On 16 August 2009 , in accordance with the provisions of section 50 of the Aliens Act ( Udlændingeloven ) , the applicant instituted proceedings before the City Court in Svendborg ( Retten i Svendborg ) claiming that there had been a material change in his circumstances, for which reason he requested the court to review the expulsion order. The applicant invoked Article 8 of the Convention and referred in particular to his two children in Denmark and to his new girlfriend , who had a child from a previous relationship , born in June 2008. Before the City Court the latter stated that she would follow the applicant to Syria .
On 29 March 2010 the City Court rejected the applicant ’ s request as it did not find that his situation had changed to such an extent that there was any reason to revoke the expulsion order. Upon appeal , the applicant submitted that he had married his girlfriend according to Arabic tradition, that she was expecting their child and that she no longer wanted to follow him to Syria . On 26 May 2010 the High Court of Eastern Denmark upheld the City Court ’ s decision , and leave to appeal to the Supreme Court was refused on 19 August 2010.
The applicant was deported to Syria on 3 November 2010.
Upon arrival at Damascus airport , the applicant allegedly was detained and placed in different prisons, interrogated , notably about his conviction in Denmark and whether he was addicted to drugs, and was regularly subjected to torture.
On 4 December 2010 , he was released in order to commence thirty months ’ military service in Holms , but he was exempted after one month because he suffered from heart problems.
He was also summoned to appear before the court in Holms to explain about his conviction in Denmark . It appears that that case is still pending. He feared being convicted anew and sentenced to up to ten years ’ imprisonment.
The applicant ’ s wife and their child went to Syria to visit him.
On 12 September 2011 , the applicant ’ s representative informed the Court that the applicant had fled Syria and entered Greece , where he was detained.
On 21 November 2011, the applicant ’ s representative informed the Court that the applicant had entered Sweden and requested asylum there.
COMPLAINTS
On 8 October 2010, the applicant complained that his deportation to Syria would be in violation of Article 8 of the Convention.
On 2 December 2010, he also complained that his deportation to Syria had been in violation of Article 3 of the Convention in that the Danish authorities should have been aware that he would risk being subjected to torture upon return.
QUESTIONS TO THE PARTIES
1. Having regard to the applicant ’ s submissions before the Aliens Service and the Refugee Appeals Board, has the applicant exhausted domestic remedies as to his allegation that he was subjected to torture upon return by the Syrian authorities in connection with their inquiries into his conviction in Denmark, and his complaint brought before the Court under Article 3 of the Convention that the Danish authorities should have been aware of this risk?

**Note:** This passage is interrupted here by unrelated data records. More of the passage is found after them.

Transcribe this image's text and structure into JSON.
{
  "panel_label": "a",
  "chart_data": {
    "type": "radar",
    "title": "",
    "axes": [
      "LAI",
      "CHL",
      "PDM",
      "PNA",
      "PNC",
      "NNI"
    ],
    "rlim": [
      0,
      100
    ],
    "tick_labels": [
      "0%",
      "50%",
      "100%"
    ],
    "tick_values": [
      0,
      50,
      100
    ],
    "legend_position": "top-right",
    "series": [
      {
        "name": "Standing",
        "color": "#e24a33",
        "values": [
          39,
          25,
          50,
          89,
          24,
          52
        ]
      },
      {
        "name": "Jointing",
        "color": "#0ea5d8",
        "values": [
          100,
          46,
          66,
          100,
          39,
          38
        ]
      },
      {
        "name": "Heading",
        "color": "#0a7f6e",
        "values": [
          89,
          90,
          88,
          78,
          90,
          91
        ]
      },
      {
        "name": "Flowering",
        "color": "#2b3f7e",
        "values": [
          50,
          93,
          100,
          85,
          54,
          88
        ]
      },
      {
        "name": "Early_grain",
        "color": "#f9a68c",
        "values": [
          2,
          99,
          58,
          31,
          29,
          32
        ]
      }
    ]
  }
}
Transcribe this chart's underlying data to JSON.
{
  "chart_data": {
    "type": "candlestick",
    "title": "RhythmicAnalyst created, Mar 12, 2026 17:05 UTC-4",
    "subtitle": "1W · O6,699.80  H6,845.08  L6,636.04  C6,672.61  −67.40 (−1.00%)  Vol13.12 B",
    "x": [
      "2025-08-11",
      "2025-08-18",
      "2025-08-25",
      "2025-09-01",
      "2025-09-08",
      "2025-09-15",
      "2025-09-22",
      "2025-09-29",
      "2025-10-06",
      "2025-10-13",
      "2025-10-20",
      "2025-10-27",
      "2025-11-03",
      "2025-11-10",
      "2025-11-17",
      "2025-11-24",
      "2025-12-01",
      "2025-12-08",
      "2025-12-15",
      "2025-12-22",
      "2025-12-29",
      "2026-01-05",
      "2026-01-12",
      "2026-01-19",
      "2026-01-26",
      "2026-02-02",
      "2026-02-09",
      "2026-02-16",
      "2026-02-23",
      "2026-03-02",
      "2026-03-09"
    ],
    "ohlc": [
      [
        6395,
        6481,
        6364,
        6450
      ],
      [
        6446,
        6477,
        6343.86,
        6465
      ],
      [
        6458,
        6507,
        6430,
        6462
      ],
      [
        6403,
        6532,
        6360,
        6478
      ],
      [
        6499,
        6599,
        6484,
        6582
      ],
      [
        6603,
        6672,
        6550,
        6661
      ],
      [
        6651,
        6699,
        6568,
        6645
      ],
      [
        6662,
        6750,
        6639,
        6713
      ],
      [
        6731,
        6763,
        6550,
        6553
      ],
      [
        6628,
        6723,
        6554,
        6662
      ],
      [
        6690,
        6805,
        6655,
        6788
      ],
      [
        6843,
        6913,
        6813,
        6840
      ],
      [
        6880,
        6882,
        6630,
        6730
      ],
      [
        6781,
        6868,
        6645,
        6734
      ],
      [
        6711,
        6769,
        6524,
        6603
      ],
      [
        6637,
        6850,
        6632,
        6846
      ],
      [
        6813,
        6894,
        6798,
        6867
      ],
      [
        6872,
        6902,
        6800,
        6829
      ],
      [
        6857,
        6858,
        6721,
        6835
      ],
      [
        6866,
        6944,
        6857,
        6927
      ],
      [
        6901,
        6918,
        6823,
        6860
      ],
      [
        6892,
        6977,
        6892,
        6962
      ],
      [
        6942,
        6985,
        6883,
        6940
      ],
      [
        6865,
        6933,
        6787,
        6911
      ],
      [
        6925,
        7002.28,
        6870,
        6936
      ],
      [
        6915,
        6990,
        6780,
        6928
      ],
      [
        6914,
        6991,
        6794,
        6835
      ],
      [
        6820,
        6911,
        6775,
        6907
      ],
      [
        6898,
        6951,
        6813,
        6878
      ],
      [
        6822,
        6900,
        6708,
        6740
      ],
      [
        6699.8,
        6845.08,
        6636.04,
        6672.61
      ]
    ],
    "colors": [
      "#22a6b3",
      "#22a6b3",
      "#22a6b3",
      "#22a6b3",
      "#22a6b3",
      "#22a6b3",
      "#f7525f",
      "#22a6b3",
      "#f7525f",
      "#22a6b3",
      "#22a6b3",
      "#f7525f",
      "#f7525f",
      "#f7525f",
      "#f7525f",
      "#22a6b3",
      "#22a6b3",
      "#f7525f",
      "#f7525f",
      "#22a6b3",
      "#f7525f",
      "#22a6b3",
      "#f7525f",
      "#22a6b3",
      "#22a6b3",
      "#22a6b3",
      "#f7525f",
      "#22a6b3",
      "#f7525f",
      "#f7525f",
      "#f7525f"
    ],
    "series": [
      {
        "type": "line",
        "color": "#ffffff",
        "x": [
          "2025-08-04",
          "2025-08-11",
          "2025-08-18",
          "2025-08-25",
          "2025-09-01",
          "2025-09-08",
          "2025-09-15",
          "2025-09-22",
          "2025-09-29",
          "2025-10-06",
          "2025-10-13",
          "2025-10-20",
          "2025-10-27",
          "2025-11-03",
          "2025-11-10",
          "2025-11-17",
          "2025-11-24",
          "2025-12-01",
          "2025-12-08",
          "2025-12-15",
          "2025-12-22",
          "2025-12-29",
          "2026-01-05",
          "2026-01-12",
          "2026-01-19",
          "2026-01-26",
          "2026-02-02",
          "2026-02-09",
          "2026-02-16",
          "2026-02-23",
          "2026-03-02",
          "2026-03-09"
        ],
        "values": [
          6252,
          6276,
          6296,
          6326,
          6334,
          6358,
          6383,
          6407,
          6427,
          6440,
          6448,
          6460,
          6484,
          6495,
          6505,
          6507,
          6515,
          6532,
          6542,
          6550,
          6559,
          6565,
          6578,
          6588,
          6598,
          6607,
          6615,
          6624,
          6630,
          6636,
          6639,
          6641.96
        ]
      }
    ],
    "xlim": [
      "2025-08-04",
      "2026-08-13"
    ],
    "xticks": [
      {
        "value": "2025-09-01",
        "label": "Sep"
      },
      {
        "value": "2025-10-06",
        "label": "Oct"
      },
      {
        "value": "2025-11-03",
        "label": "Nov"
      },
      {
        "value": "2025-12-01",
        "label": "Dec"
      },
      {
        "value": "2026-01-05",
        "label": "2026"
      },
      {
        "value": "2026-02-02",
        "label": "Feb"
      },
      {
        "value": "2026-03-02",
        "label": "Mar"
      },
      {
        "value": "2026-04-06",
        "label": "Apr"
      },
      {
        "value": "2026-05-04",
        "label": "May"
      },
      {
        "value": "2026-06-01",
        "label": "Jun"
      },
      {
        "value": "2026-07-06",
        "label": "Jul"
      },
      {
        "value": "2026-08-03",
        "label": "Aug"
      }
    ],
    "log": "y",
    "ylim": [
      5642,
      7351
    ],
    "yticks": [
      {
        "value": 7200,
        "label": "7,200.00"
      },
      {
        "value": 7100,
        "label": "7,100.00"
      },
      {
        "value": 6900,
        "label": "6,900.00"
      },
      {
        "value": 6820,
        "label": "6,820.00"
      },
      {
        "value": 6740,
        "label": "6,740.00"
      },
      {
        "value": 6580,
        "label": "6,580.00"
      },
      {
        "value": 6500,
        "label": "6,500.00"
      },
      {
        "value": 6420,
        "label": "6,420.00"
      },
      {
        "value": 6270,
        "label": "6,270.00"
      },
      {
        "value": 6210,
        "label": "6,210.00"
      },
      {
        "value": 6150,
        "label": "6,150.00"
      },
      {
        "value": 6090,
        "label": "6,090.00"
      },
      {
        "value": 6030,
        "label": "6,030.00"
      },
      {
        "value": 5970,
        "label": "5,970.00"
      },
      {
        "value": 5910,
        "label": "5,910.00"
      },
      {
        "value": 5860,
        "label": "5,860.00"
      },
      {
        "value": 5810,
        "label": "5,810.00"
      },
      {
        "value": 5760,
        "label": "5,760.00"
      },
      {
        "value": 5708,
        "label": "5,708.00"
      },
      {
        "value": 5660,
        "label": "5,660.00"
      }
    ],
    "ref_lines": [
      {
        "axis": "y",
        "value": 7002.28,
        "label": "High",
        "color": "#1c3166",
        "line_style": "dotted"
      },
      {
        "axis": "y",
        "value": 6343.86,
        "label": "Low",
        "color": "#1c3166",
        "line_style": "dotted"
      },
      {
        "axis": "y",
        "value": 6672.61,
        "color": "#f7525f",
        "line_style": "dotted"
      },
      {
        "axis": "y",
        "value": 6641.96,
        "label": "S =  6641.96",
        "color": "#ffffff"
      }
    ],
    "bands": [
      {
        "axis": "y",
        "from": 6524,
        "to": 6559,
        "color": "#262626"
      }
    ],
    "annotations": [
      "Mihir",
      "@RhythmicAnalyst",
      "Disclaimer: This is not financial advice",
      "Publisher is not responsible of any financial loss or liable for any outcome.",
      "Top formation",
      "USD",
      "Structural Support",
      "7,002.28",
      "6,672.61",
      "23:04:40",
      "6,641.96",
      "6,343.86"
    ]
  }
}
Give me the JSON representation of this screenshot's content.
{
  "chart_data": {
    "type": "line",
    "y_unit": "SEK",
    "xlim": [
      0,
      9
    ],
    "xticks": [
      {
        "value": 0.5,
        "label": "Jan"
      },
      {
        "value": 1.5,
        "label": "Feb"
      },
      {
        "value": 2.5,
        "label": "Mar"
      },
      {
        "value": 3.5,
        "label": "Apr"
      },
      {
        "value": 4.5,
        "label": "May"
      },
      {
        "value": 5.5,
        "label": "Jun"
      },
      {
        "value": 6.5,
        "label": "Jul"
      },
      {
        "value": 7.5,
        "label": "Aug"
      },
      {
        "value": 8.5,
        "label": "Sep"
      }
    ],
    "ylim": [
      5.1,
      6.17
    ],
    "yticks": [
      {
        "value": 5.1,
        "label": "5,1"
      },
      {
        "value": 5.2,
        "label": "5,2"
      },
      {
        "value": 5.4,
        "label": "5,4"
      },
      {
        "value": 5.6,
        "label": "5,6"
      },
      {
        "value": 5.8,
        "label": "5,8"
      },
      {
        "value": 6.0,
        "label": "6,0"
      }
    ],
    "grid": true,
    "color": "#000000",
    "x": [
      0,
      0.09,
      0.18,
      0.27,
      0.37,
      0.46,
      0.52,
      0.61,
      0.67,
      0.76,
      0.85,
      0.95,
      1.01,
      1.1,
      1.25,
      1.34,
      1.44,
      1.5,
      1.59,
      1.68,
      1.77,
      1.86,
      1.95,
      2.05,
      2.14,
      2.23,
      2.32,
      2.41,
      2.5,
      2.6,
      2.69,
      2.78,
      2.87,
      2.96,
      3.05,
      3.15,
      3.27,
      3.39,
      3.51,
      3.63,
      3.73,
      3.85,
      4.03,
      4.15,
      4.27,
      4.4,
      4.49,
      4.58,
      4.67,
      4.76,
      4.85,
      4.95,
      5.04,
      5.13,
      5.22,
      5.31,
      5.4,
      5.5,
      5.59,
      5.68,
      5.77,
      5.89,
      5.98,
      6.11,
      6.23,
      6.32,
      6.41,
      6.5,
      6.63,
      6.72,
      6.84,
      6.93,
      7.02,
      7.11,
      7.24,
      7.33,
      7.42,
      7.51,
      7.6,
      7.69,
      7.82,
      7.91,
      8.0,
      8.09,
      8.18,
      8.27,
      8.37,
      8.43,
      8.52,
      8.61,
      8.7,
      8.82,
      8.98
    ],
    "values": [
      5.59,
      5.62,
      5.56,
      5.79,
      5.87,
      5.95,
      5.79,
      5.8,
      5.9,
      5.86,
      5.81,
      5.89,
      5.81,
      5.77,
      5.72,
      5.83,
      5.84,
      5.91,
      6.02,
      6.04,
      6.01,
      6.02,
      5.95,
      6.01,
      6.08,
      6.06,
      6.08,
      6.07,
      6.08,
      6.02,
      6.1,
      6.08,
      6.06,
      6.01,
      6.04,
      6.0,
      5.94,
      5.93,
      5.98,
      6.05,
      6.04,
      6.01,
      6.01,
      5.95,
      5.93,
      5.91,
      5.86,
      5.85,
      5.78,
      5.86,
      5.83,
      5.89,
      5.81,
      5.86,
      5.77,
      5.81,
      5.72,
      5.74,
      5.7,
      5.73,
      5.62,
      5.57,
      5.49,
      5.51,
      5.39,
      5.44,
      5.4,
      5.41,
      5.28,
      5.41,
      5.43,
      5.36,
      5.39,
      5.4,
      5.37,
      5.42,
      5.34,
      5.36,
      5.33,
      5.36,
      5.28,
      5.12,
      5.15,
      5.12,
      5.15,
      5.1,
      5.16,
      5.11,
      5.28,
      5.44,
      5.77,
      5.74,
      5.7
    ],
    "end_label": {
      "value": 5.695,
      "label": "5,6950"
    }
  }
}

2. Was it in breach of Article 3 of the Convention to implement the applicant ’ s deportation order and return him to Syria on 3 November 2010?
3. Has the applicant complied with the six months time limit relating to the complaint that the original deportation order, which became final on 25 August 2006, contravened his right to respect for “private life” and for “family life?
4. Was it in breach of Article 8 of the Convention to implement the applicant ’ s deportation order and return him to Syria on 3 November 2010?